Historical Perspectives Core objectives and criteria
Each course admitted to the Historical Perspectives core must have a three-part mission, one related to content, namely past human experience in specific contexts, another to questions of methodology and how historical knowledge is produced, and a third that involves students in analyzing and interpreting primary sources. Not all history or historically informed courses meet the criteria for Historical Perspectives.
First, Historical Perspectives courses examine the human past, studying the beliefs, practices, and relationships that shaped human experience over time.
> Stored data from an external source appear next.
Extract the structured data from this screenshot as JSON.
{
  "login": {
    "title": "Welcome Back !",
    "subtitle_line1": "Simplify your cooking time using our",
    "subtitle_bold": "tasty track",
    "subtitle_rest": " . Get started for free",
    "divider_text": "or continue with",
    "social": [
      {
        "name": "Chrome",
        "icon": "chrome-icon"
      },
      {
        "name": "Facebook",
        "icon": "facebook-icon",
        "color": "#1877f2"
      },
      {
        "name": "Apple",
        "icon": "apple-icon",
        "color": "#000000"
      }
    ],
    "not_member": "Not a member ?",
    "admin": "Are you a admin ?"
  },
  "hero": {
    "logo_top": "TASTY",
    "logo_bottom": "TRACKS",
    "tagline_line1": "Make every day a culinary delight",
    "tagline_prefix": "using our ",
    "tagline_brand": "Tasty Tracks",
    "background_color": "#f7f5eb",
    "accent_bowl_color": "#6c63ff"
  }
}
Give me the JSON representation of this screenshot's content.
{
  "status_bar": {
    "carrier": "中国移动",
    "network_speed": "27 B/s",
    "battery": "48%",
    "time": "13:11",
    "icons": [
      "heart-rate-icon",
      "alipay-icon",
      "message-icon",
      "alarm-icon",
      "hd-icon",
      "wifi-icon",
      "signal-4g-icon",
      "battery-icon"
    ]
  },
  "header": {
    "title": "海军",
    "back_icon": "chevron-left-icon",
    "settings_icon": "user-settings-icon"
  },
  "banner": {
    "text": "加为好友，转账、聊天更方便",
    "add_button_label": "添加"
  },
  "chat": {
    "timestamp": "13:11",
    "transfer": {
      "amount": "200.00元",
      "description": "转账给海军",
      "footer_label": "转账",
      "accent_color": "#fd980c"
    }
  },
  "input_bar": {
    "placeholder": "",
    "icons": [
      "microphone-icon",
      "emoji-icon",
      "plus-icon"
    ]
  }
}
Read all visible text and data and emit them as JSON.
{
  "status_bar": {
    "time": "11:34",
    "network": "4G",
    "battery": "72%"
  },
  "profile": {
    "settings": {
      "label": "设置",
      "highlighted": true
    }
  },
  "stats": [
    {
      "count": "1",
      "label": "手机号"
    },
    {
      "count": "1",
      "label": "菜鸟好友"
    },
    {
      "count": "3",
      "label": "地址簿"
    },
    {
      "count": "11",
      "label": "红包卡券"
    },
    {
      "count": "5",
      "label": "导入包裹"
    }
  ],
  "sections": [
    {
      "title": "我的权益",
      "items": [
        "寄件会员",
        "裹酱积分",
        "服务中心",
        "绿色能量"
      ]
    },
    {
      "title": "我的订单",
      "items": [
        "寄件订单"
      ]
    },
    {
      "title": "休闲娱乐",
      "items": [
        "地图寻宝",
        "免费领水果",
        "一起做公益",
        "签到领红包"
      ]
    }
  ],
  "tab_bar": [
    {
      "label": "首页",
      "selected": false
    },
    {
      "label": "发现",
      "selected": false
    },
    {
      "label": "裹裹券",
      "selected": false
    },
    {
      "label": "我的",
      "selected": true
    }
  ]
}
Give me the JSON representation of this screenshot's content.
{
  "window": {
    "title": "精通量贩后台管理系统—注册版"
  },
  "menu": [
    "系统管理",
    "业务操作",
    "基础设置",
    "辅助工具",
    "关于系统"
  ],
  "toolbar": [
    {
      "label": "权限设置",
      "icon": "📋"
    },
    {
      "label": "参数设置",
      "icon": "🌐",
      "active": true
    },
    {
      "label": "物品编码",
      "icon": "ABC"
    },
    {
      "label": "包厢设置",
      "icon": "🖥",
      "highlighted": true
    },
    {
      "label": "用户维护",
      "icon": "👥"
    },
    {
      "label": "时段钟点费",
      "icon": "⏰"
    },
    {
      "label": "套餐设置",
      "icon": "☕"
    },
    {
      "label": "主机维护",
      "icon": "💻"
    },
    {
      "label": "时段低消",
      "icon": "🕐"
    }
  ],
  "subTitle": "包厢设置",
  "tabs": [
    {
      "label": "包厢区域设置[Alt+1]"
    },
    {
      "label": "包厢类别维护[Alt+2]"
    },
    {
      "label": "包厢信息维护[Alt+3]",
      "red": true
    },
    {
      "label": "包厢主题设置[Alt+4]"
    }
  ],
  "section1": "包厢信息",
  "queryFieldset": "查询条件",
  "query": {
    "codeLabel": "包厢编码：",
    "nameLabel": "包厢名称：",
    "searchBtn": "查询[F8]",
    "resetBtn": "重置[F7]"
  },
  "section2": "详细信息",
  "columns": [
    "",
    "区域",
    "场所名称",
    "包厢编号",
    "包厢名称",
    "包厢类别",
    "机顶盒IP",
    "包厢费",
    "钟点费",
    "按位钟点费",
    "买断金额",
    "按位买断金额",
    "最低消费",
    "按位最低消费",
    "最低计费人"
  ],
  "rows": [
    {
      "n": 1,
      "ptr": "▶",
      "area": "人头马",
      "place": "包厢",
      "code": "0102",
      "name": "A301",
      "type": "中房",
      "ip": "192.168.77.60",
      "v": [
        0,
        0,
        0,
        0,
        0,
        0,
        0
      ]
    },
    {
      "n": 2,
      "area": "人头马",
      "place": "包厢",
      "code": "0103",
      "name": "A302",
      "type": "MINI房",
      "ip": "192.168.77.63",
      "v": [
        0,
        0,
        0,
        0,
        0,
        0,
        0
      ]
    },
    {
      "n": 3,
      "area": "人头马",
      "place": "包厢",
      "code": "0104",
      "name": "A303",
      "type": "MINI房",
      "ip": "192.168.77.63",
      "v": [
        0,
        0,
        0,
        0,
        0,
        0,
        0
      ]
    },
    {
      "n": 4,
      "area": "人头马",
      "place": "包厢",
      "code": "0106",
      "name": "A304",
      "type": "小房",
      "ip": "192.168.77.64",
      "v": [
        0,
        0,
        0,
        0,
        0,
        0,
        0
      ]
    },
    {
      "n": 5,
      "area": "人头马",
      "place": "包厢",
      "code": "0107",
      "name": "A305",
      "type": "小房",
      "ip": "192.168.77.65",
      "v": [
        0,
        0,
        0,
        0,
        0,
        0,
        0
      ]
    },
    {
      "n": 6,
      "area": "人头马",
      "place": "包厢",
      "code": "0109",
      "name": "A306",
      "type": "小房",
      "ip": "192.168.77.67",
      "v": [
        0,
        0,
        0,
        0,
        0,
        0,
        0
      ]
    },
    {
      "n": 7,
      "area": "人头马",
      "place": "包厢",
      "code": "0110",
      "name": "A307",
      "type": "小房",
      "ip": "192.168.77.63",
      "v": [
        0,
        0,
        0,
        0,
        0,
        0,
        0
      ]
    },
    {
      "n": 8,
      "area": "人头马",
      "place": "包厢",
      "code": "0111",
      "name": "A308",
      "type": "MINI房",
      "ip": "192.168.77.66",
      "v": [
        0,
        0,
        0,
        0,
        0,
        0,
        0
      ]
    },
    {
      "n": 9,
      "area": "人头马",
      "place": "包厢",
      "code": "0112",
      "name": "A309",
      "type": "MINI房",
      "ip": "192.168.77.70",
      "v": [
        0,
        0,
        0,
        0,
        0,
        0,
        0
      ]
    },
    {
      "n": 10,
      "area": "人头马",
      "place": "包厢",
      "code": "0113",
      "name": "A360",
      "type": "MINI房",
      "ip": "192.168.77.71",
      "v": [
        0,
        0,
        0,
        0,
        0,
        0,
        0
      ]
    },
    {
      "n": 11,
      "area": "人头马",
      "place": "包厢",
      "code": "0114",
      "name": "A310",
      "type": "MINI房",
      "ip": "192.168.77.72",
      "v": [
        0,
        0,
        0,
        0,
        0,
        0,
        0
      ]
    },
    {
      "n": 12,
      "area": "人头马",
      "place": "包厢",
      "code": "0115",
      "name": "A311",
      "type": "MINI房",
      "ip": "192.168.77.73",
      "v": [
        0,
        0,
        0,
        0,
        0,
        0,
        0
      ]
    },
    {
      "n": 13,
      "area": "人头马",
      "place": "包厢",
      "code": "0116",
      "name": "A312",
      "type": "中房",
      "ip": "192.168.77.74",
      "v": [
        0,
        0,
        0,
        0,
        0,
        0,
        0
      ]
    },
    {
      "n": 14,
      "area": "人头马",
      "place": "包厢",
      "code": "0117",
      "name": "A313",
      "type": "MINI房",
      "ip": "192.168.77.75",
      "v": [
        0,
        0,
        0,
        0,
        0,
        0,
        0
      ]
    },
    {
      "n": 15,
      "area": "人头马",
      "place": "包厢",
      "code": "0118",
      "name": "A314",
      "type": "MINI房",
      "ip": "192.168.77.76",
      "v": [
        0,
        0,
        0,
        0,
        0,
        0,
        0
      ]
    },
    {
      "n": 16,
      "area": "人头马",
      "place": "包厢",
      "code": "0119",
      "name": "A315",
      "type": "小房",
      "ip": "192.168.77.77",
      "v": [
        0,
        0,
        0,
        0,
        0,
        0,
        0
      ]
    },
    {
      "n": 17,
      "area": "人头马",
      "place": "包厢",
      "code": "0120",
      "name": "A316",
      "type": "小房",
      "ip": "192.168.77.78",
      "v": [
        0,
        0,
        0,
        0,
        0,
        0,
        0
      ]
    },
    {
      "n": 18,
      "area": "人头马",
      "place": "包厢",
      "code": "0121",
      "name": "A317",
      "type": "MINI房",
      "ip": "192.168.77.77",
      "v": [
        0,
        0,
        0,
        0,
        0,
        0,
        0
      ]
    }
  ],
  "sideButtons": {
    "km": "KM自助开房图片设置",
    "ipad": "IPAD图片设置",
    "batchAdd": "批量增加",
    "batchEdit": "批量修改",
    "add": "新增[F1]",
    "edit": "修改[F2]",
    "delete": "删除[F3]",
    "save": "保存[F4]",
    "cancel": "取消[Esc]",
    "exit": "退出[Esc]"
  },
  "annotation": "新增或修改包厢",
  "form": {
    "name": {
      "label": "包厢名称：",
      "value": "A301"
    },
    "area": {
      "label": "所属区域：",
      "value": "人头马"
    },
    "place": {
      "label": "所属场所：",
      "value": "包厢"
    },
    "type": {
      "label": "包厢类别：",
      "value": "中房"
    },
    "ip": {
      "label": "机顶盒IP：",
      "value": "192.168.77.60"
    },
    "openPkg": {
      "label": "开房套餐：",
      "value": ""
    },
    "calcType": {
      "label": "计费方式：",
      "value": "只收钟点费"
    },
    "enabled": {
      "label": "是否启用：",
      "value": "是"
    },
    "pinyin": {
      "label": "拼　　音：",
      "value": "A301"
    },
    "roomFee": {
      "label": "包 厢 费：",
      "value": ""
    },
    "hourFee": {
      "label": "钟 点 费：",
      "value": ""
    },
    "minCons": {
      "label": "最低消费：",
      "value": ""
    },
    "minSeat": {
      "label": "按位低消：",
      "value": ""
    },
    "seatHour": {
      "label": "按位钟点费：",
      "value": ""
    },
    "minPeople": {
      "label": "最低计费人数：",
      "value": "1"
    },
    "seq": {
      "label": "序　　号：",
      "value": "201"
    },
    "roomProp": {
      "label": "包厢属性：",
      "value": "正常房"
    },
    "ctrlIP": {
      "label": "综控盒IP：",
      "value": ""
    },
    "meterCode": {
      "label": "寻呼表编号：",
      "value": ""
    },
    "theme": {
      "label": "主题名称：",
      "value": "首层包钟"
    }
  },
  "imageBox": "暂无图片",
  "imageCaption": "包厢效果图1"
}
Historical Perspectives courses must be primarily about people and their changing experiences in particular contexts, whether the sources examined in a course are hieroglyphic political tracts in ancient Egypt, oil paintings depicting gentility in Renaissance Italy, court records from nineteenth-century Brazil, or the artifacts of popular culture that create and perpetuate memories of the 1989 Tiananmen Square protests in China. Change over time is a fundamental category of analysis in Historical Perspectives courses, and attention to the specific and distinctive historical context is crucial.
Second, an explicit and significant focus of any Historical Perspectives course must be on the methods and conceptual frameworks with which scholars interpret primary sources. Students will learn about and critically assess methods and concepts employed in producing historical knowledge.
Third, students must themselves work with primary sources, i.e. materials produced in the time period under investigation, whether written, oral, visual, or material, and either in the original language or in translation. Students will learn how to analyze primary sources and do the interpretive work that makes meaning out of historical material. Students will also evaluate the uses and the limitations of those sources. Historical Perspectives courses should consider how the questions we ask and the sources available to us shape our knowledge of the past and our understanding of its significance.
To satisfy the Historical Perspectives Core requirement, a course must meet these criteria:
- The course examines the human past, studying the beliefs, practices, and relationships that shaped human experience over time.
- The course focuses on change over time, giving attention to specific historical contexts.
- The course introduces and critically assesses methods and concepts employed in producing historical knowledge.
- Students work with primary sources themselves, learning how to do the interpretive work that makes meaning out of historical material.
- Students evaluate the uses and the limitations of certain primary sources.
- The course considers how the questions we ask and the sources available to us shape our knowledge of the past and our understanding of its significance.